Given how much we have been learning about extra-pair matings among animals, and considering the current availability of DNA testimony, it is remarkable how rarely genetic paternity tests have been run on human beings. On the other hand, considering the inflammatory potential of the results -- as well as, perhaps, a hesitancy to open such a Pandora’s box -- Homo sapiens’ reluctance to test for paternity may be sapient indeed. Even before DNA fingerprinting, blood-group studies in England found that the purported father of a child is the real father about 94 percent of the time; that means that in six out of every hundred cases, someone else is. In response to surveys, 25 to 50 percent of American men report having had at least one episode of extramarital sex. The numbers for women are perhaps a bit lower, but in the same ballpark.
Many people already know quite a lot -- probably more than they would choose -- about the disruptive effects of extramarital sex. It wouldn’t be surprising if a majority would rather not be informed about its possible genetic consequence, extramarital fatherhood. Maybe ignorance is bliss.
The poet Ezra Pound once observed (somewhat self-servingly) that artists are the “antennae of the race.” Those antennae have long been twitching about extramarital affairs. If literature is any reflection of human concerns, infidelity has been one of humankind’s most compelling interests, long before biologists had anything to say about it. The first great work of Western literature, Homer’s Iliad, recounts the consequences of Helen’s adultery. And in the Odyssey, we learn of Ulysses’ return from the Trojan War, whereupon he slays a virtual army of suitors, each of whom was trying to seduce his faithful wife, Penelope. (By contrast, incidentally, Ulysses himself had dallied with Circe the sorceress, but was not considered an adulterer as a result. The double standard is ancient and by definition unfair; yet it, too, seems firmly rooted in biology.)
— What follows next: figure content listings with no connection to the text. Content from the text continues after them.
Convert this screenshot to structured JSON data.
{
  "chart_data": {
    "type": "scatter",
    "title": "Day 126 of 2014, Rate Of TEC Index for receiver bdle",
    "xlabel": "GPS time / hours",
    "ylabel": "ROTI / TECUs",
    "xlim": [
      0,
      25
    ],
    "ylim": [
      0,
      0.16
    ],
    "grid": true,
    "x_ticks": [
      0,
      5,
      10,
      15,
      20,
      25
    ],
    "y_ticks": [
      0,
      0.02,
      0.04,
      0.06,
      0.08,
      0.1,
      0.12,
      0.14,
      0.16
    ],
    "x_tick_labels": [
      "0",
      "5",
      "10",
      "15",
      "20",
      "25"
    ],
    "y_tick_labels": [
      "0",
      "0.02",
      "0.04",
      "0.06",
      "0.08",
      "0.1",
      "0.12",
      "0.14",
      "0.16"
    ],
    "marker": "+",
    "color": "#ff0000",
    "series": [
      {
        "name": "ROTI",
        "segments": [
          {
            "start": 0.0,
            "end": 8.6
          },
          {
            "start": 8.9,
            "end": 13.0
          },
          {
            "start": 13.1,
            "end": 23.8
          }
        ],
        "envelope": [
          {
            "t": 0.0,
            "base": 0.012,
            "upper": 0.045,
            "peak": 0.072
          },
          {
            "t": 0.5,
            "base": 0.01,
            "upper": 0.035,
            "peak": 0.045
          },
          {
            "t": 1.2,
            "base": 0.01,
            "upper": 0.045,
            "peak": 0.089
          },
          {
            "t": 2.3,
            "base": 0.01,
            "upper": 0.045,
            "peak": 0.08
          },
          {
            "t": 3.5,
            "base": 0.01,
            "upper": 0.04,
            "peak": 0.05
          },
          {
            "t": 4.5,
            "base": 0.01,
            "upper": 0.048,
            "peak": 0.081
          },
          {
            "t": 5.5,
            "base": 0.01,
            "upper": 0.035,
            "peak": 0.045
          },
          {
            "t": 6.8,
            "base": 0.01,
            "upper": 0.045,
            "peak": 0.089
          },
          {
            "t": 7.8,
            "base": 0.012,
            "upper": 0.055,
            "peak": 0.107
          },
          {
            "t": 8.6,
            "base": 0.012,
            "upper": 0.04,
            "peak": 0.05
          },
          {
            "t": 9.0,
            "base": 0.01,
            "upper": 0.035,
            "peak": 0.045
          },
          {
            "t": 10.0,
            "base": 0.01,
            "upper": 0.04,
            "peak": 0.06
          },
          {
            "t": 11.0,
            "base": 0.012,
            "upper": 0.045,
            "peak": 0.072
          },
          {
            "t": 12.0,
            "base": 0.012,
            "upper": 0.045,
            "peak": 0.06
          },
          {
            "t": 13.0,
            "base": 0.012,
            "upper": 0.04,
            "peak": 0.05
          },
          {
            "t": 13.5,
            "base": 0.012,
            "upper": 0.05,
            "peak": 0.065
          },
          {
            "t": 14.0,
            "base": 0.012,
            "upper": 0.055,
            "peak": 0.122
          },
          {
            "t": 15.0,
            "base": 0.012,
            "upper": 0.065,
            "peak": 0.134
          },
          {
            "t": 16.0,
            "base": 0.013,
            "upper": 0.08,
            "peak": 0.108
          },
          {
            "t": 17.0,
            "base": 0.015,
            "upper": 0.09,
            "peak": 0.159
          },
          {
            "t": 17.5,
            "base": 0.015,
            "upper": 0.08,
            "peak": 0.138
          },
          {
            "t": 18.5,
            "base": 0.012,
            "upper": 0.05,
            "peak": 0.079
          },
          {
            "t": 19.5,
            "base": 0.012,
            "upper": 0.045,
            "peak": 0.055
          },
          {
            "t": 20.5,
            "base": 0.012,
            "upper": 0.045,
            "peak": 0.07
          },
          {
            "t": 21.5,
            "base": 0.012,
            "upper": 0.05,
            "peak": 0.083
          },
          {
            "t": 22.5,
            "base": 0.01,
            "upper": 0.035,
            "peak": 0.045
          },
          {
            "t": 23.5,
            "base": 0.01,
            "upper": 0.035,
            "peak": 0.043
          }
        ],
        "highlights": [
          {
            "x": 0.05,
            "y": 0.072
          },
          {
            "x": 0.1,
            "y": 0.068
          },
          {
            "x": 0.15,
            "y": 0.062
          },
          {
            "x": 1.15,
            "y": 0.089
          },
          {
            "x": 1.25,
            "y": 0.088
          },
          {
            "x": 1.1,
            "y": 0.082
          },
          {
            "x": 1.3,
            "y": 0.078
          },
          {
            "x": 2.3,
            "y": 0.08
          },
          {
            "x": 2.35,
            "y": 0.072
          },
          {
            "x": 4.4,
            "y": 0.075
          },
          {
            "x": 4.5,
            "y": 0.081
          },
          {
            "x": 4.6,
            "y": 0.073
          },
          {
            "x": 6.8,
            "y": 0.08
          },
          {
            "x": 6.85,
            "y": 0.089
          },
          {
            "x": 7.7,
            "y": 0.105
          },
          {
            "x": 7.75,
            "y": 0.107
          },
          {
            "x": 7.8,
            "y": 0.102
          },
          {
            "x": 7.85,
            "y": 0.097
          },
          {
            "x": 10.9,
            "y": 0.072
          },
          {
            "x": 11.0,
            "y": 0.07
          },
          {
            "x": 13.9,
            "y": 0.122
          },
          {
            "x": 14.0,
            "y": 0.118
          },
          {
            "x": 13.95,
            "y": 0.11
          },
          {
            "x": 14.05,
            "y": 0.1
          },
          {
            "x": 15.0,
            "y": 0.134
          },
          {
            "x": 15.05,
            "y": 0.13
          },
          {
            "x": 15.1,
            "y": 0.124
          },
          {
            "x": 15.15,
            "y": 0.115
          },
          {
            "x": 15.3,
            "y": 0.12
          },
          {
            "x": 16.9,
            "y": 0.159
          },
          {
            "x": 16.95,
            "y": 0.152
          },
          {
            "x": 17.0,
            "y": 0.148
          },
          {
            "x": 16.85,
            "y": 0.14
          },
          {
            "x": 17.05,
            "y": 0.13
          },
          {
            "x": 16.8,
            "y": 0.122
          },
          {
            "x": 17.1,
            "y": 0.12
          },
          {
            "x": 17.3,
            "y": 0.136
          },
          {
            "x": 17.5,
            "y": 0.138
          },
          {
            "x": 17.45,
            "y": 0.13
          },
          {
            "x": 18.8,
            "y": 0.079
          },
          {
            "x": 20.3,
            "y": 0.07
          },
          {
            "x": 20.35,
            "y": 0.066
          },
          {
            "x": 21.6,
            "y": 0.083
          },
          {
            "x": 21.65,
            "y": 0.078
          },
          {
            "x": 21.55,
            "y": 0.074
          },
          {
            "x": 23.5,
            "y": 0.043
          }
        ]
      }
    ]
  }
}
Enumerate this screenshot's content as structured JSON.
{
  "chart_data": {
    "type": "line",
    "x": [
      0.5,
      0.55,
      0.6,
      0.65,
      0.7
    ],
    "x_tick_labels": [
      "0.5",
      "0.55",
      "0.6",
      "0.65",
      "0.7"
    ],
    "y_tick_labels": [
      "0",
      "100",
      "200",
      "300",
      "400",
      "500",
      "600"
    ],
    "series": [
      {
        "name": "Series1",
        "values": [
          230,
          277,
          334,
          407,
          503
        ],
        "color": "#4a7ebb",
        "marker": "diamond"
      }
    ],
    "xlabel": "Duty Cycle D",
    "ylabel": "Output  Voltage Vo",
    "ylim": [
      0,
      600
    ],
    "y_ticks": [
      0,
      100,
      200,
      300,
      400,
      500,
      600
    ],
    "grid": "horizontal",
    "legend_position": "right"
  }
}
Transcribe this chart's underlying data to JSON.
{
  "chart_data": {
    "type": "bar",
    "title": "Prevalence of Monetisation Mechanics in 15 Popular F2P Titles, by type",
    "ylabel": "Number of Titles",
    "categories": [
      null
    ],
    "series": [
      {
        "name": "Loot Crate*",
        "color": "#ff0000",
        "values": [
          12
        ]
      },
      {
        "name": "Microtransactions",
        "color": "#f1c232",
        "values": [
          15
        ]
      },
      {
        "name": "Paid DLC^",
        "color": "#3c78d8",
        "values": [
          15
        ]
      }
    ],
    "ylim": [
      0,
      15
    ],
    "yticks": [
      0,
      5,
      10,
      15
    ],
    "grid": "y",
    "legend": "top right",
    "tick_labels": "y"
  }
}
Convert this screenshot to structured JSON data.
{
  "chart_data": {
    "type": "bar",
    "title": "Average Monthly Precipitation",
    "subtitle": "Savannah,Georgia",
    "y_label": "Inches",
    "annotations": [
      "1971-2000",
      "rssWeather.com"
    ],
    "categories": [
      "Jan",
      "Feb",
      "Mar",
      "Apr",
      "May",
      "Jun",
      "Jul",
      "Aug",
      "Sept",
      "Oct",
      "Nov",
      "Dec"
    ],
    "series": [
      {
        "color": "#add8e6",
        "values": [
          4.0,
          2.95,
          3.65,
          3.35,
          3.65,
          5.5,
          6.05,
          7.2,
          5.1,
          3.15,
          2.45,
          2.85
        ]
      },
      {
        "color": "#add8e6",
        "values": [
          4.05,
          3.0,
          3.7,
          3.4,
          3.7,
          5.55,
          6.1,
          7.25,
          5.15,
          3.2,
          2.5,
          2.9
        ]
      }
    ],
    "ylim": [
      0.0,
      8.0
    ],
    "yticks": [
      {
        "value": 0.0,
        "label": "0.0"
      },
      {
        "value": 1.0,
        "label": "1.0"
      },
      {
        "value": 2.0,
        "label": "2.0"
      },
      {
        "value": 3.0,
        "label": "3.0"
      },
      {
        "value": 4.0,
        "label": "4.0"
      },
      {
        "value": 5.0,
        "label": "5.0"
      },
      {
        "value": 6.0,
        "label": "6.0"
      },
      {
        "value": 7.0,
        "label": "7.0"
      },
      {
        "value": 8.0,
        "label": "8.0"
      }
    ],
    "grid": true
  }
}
Monogamy’s failures are recorded in many great works of literature: Tolstoy’s Anna Karenina, Flaubert’s Madame Bovary, Lawrence’s Lady Chatterley’s Lover, Hawthorne’s The Scarlet Letter, Henry James’s The Golden Bowl. More recently, John Updike’s marriage novels -- not to mention scores of soap operas and movies -- describe a succession of affairs. And then there is the small matter of real life.
As G. K. Chesterton once observed about Christianity, the ideal of monogamy hasn’t so much been tried and found wanting; rather, it has been found difficult and often left untried. Or at least, not tried for very long.
There is no question about monogamy’s being natural. It isn’t. But at the same time, there is no reason to conclude that adultery is unavoidable, or that it is good. “Smallpox is natural,” wrote Ogden Nash. “Vaccine ain’t.” Animals, most likely, can’t help “doing what comes naturally.” But humans can. A strong case can even be made that we are never so human as when we behave contrary to our natural inclinations, those most in tune with our biological impulses.
In Civilization and Its Discontents, Freud argued that civilization is founded on the repression of instincts. It now seems clear that one of those instincts leads us away from monogamy. Whether we choose to follow, on the other hand, is up to us.
David P. Barash is a professor of psychology at the University of Washington. His most recent book, written with his wife, the psychiatrist Judith Eve Lipton, is The Myth of Monogamy: Fidelity and Infidelity in Animals and People, published this month by W. H. Freeman.